Once memory use goes above ~2.5 gigs on 32 bit machines, nodes will start failing due to bad allocations and all sorts of general hell breaks loose.
How many timeslots/channels are you using? With 10 unknows and large domains (on the order of 1000 timeslots/50 channels, etc.), memory use can be a huge problem. In the meantime, the only way to conserve memory is to reduce domain size:
try playing with tile_size, if you solve for, say, 50 or 100 timeslots at a time, it ought to work fine (it would also be interesting to see how stable the flux solutions would be between each tile.)
use fewer channels.
Also, I suggest you read the SmartCaching page in the wiki, this will help you understand where exactly your memory is going. Basically, caching per-baseline is the killer. When you solve for fluxes only, smart caching will end up as per-baseline unless told otherwise (see wiki for telling it otherwise), however, as soon as you have at least one station-dependant parameter in your solvables, it's no longer an issue since caches move up the tree to station-dependant branches.

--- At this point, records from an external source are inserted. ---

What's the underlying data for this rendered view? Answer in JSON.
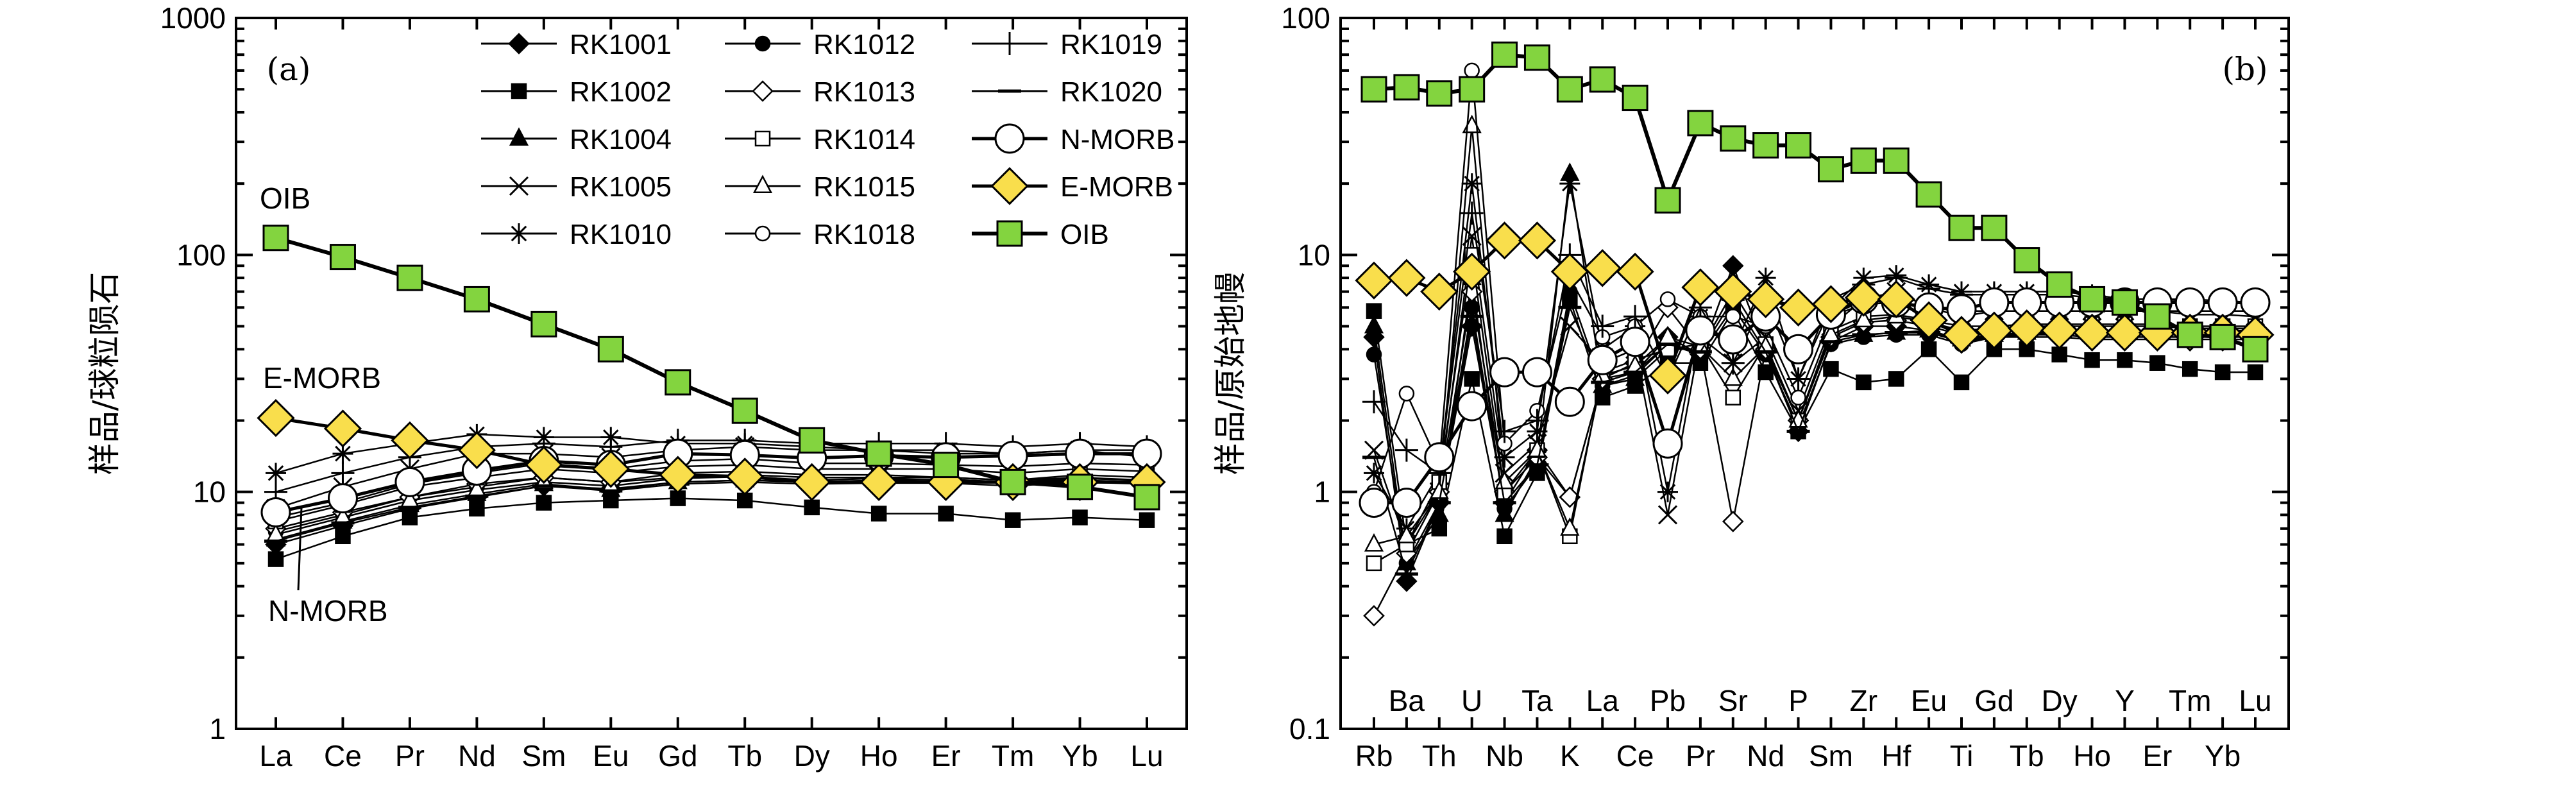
{
  "chart_data": [
    {
      "type": "line",
      "panel_label": "(a)",
      "ylabel": "样品/球粒陨石",
      "yscale": "log",
      "ylim": [
        1,
        1000
      ],
      "yticks": [
        "1",
        "10",
        "100",
        "1000"
      ],
      "categories": [
        "La",
        "Ce",
        "Pr",
        "Nd",
        "Sm",
        "Eu",
        "Gd",
        "Tb",
        "Dy",
        "Ho",
        "Er",
        "Tm",
        "Yb",
        "Lu"
      ],
      "annotations": [
        "OIB",
        "E-MORB",
        "N-MORB"
      ],
      "legend": [
        {
          "name": "RK1001",
          "marker": "diamond-filled"
        },
        {
          "name": "RK1012",
          "marker": "circle-filled"
        },
        {
          "name": "RK1019",
          "marker": "plus"
        },
        {
          "name": "RK1002",
          "marker": "square-filled"
        },
        {
          "name": "RK1013",
          "marker": "diamond-open"
        },
        {
          "name": "RK1020",
          "marker": "dash"
        },
        {
          "name": "RK1004",
          "marker": "triangle-filled"
        },
        {
          "name": "RK1014",
          "marker": "square-open"
        },
        {
          "name": "N-MORB",
          "marker": "circle-big"
        },
        {
          "name": "RK1005",
          "marker": "x"
        },
        {
          "name": "RK1015",
          "marker": "triangle-open"
        },
        {
          "name": "E-MORB",
          "marker": "diamond-yellow"
        },
        {
          "name": "RK1010",
          "marker": "asterisk"
        },
        {
          "name": "RK1018",
          "marker": "circle-open"
        },
        {
          "name": "OIB",
          "marker": "square-green"
        }
      ],
      "series": [
        {
          "name": "RK1001",
          "marker": "diamond-filled",
          "values": [
            6.0,
            7.2,
            8.5,
            9.5,
            10.6,
            10.3,
            11.0,
            11.2,
            11.0,
            11.2,
            11.3,
            11.0,
            11.4,
            11.2
          ]
        },
        {
          "name": "RK1002",
          "marker": "square-filled",
          "values": [
            5.2,
            6.5,
            7.8,
            8.5,
            9.0,
            9.2,
            9.4,
            9.2,
            8.6,
            8.1,
            8.1,
            7.6,
            7.8,
            7.6
          ]
        },
        {
          "name": "RK1004",
          "marker": "triangle-filled",
          "values": [
            6.3,
            7.5,
            8.8,
            9.8,
            10.8,
            10.2,
            11.0,
            11.2,
            11.0,
            11.2,
            11.0,
            11.0,
            11.2,
            11.0
          ]
        },
        {
          "name": "RK1005",
          "marker": "x",
          "values": [
            8.5,
            10.5,
            12.5,
            14.5,
            14.5,
            14.0,
            15.0,
            15.5,
            15.0,
            15.0,
            14.5,
            14.5,
            15.0,
            14.0
          ]
        },
        {
          "name": "RK1010",
          "marker": "asterisk",
          "values": [
            12.0,
            14.5,
            16.0,
            17.5,
            17.0,
            17.0,
            16.0,
            16.0,
            15.5,
            15.0,
            15.0,
            14.5,
            15.0,
            15.0
          ]
        },
        {
          "name": "RK1012",
          "marker": "circle-filled",
          "values": [
            6.8,
            8.0,
            9.5,
            10.5,
            11.5,
            11.0,
            11.5,
            11.8,
            11.5,
            11.5,
            11.5,
            11.2,
            11.5,
            11.2
          ]
        },
        {
          "name": "RK1013",
          "marker": "diamond-open",
          "values": [
            7.0,
            8.2,
            9.5,
            10.8,
            11.5,
            11.0,
            12.0,
            12.2,
            11.8,
            11.8,
            11.5,
            11.2,
            11.8,
            11.5
          ]
        },
        {
          "name": "RK1014",
          "marker": "square-open",
          "values": [
            7.5,
            8.8,
            10.5,
            11.5,
            12.5,
            12.0,
            12.8,
            13.0,
            12.5,
            12.5,
            12.5,
            12.0,
            12.5,
            12.2
          ]
        },
        {
          "name": "RK1015",
          "marker": "triangle-open",
          "values": [
            6.6,
            7.8,
            9.2,
            10.2,
            11.0,
            10.6,
            11.4,
            11.6,
            11.2,
            11.4,
            11.2,
            11.0,
            11.4,
            11.2
          ]
        },
        {
          "name": "RK1018",
          "marker": "circle-open",
          "values": [
            7.8,
            9.0,
            10.8,
            12.0,
            13.2,
            12.5,
            13.5,
            13.8,
            13.2,
            13.2,
            13.0,
            12.8,
            13.2,
            13.0
          ]
        },
        {
          "name": "RK1019",
          "marker": "plus",
          "values": [
            10.0,
            12.0,
            14.0,
            15.5,
            16.0,
            15.5,
            16.5,
            16.5,
            16.0,
            16.0,
            16.0,
            15.5,
            16.0,
            15.5
          ]
        },
        {
          "name": "RK1020",
          "marker": "dash",
          "values": [
            6.2,
            7.4,
            8.6,
            9.6,
            10.6,
            10.1,
            10.8,
            11.0,
            10.8,
            10.9,
            10.9,
            10.6,
            11.0,
            10.8
          ]
        },
        {
          "name": "N-MORB",
          "marker": "circle-big",
          "values": [
            8.2,
            9.4,
            11.0,
            12.3,
            13.5,
            13.0,
            14.5,
            14.3,
            13.9,
            14.2,
            14.0,
            14.2,
            14.5,
            14.5
          ]
        },
        {
          "name": "E-MORB",
          "marker": "diamond-yellow",
          "values": [
            20.5,
            18.5,
            16.5,
            15.0,
            13.0,
            12.5,
            11.8,
            11.6,
            11.0,
            11.0,
            11.0,
            11.0,
            11.0,
            11.0
          ]
        },
        {
          "name": "OIB",
          "marker": "square-green",
          "values": [
            118,
            98,
            80,
            65,
            51,
            40,
            29,
            22,
            16.5,
            14.5,
            13.0,
            11.0,
            10.5,
            9.5
          ]
        }
      ]
    },
    {
      "type": "line",
      "panel_label": "(b)",
      "ylabel": "样品/原始地幔",
      "yscale": "log",
      "ylim": [
        0.1,
        100
      ],
      "yticks": [
        "0.1",
        "1",
        "10",
        "100"
      ],
      "categories": [
        "Rb",
        "Ba",
        "Th",
        "U",
        "Nb",
        "Ta",
        "K",
        "La",
        "Ce",
        "Pb",
        "Pr",
        "Sr",
        "Nd",
        "P",
        "Sm",
        "Zr",
        "Hf",
        "Eu",
        "Ti",
        "Gd",
        "Tb",
        "Dy",
        "Ho",
        "Y",
        "Er",
        "Tm",
        "Yb",
        "Lu"
      ],
      "series": [
        {
          "name": "RK1001",
          "marker": "diamond-filled",
          "values": [
            4.5,
            0.42,
            0.9,
            5.0,
            0.9,
            1.5,
            0.95,
            3.0,
            3.2,
            4.5,
            3.8,
            9.0,
            4.0,
            1.8,
            4.3,
            5.0,
            5.0,
            4.8,
            4.3,
            4.5,
            4.6,
            4.7,
            4.6,
            4.6,
            4.6,
            4.6,
            4.6,
            4.6
          ]
        },
        {
          "name": "RK1002",
          "marker": "square-filled",
          "values": [
            5.8,
            0.6,
            0.7,
            3.0,
            0.65,
            1.2,
            6.5,
            2.5,
            2.8,
            3.5,
            3.5,
            5.8,
            3.2,
            1.8,
            3.3,
            2.9,
            3.0,
            4.0,
            2.9,
            4.0,
            4.0,
            3.8,
            3.6,
            3.6,
            3.5,
            3.3,
            3.2,
            3.2
          ]
        },
        {
          "name": "RK1004",
          "marker": "triangle-filled",
          "values": [
            5.0,
            0.5,
            0.8,
            8.0,
            0.8,
            1.4,
            22.0,
            2.8,
            3.0,
            4.0,
            4.0,
            7.0,
            4.2,
            2.0,
            4.5,
            4.6,
            4.7,
            4.8,
            4.4,
            4.6,
            4.7,
            4.7,
            4.6,
            4.6,
            4.6,
            4.6,
            4.6,
            4.6
          ]
        },
        {
          "name": "RK1005",
          "marker": "x",
          "values": [
            1.5,
            0.6,
            1.0,
            12.0,
            1.2,
            1.6,
            5.0,
            3.5,
            4.0,
            0.8,
            4.5,
            3.5,
            4.5,
            2.2,
            5.0,
            6.5,
            7.0,
            6.0,
            5.5,
            5.8,
            5.8,
            5.8,
            5.8,
            5.8,
            5.8,
            5.6,
            5.6,
            5.5
          ]
        },
        {
          "name": "RK1010",
          "marker": "asterisk",
          "values": [
            1.2,
            0.7,
            1.2,
            20.0,
            1.4,
            1.8,
            20.0,
            4.0,
            5.0,
            1.0,
            5.5,
            4.0,
            8.0,
            3.0,
            6.0,
            8.0,
            8.2,
            7.5,
            7.0,
            7.0,
            7.0,
            7.0,
            6.8,
            6.5,
            6.5,
            6.4,
            6.3,
            6.2
          ]
        },
        {
          "name": "RK1012",
          "marker": "circle-filled",
          "values": [
            3.8,
            0.5,
            0.9,
            6.0,
            0.85,
            1.3,
            7.0,
            2.8,
            3.1,
            4.2,
            3.8,
            6.0,
            3.8,
            1.9,
            4.2,
            4.5,
            4.6,
            4.6,
            4.2,
            4.5,
            4.5,
            4.5,
            4.4,
            4.4,
            4.4,
            4.4,
            4.4,
            4.4
          ]
        },
        {
          "name": "RK1013",
          "marker": "diamond-open",
          "values": [
            0.3,
            0.55,
            1.0,
            7.0,
            1.0,
            1.4,
            0.95,
            3.0,
            3.5,
            6.0,
            4.0,
            0.75,
            4.0,
            2.0,
            4.5,
            5.2,
            5.3,
            5.0,
            4.6,
            4.8,
            4.8,
            4.8,
            4.8,
            4.8,
            4.8,
            4.8,
            4.8,
            4.8
          ]
        },
        {
          "name": "RK1014",
          "marker": "square-open",
          "values": [
            0.5,
            0.6,
            1.1,
            10.0,
            1.0,
            1.5,
            0.65,
            3.2,
            3.6,
            4.0,
            4.2,
            2.5,
            4.2,
            2.0,
            4.8,
            5.5,
            5.6,
            5.3,
            5.0,
            5.0,
            5.1,
            5.1,
            5.1,
            5.1,
            5.1,
            5.0,
            5.0,
            5.0
          ]
        },
        {
          "name": "RK1015",
          "marker": "triangle-open",
          "values": [
            0.6,
            0.65,
            1.0,
            35.0,
            1.1,
            1.5,
            0.7,
            3.1,
            3.4,
            4.5,
            4.1,
            3.0,
            4.1,
            2.0,
            4.6,
            5.3,
            5.5,
            5.2,
            4.8,
            4.9,
            5.0,
            5.0,
            5.0,
            5.0,
            5.0,
            4.9,
            4.9,
            4.9
          ]
        },
        {
          "name": "RK1018",
          "marker": "circle-open",
          "values": [
            1.0,
            2.6,
            1.3,
            60.0,
            1.6,
            2.2,
            8.0,
            4.5,
            5.0,
            6.5,
            5.5,
            5.5,
            5.0,
            2.5,
            5.5,
            6.2,
            6.3,
            6.0,
            5.8,
            5.8,
            5.8,
            5.8,
            5.8,
            5.8,
            5.8,
            5.8,
            5.8,
            5.8
          ]
        },
        {
          "name": "RK1019",
          "marker": "plus",
          "values": [
            2.4,
            1.5,
            1.2,
            15.0,
            1.8,
            2.0,
            10.0,
            5.0,
            5.5,
            3.0,
            6.0,
            3.5,
            6.5,
            3.0,
            6.5,
            7.5,
            8.0,
            7.2,
            6.8,
            6.8,
            6.8,
            6.8,
            6.6,
            6.5,
            6.5,
            6.5,
            6.4,
            6.3
          ]
        },
        {
          "name": "RK1020",
          "marker": "dash",
          "values": [
            1.4,
            0.45,
            0.9,
            5.5,
            0.9,
            1.3,
            6.0,
            2.9,
            3.2,
            4.2,
            3.9,
            6.5,
            3.9,
            1.8,
            4.3,
            4.6,
            4.7,
            4.7,
            4.3,
            4.6,
            4.6,
            4.6,
            4.5,
            4.5,
            4.5,
            4.5,
            4.5,
            4.5
          ]
        },
        {
          "name": "N-MORB",
          "marker": "circle-big",
          "values": [
            0.9,
            0.9,
            1.4,
            2.3,
            3.2,
            3.2,
            2.4,
            3.6,
            4.3,
            1.6,
            4.8,
            4.4,
            5.5,
            4.0,
            5.6,
            6.5,
            6.3,
            6.0,
            5.9,
            6.3,
            6.3,
            6.3,
            6.3,
            6.3,
            6.3,
            6.3,
            6.3,
            6.3
          ]
        },
        {
          "name": "E-MORB",
          "marker": "diamond-yellow",
          "values": [
            7.8,
            8.0,
            7.0,
            8.5,
            11.5,
            11.5,
            8.5,
            8.8,
            8.5,
            3.1,
            7.3,
            7.0,
            6.5,
            6.0,
            6.2,
            6.6,
            6.5,
            5.3,
            4.6,
            4.8,
            4.9,
            4.8,
            4.7,
            4.7,
            4.7,
            4.7,
            4.7,
            4.6
          ]
        },
        {
          "name": "OIB",
          "marker": "square-green",
          "values": [
            50,
            51,
            48,
            50,
            70,
            68,
            50,
            55,
            46,
            17,
            36,
            31,
            29,
            29,
            23,
            25,
            25,
            18,
            13,
            13,
            9.5,
            7.5,
            6.5,
            6.3,
            5.5,
            4.6,
            4.5,
            4.0
          ]
        }
      ]
    }
  ]
}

(NB: no longer true. At the moment the solver has effectively an extra internal per-baseline cache. This is an atavism. As soon as Michiel eliminates it, we'll all breathe a lot easier.)
My contention is that we should be able to handle "WSRT-sized" trees on one machine. Basically, if memory is a problem while CPU time isn't, then your application isn't using resources in a balanced way. In the case of trees, you can trade off memory vs. cpu by manipulating caching parameters.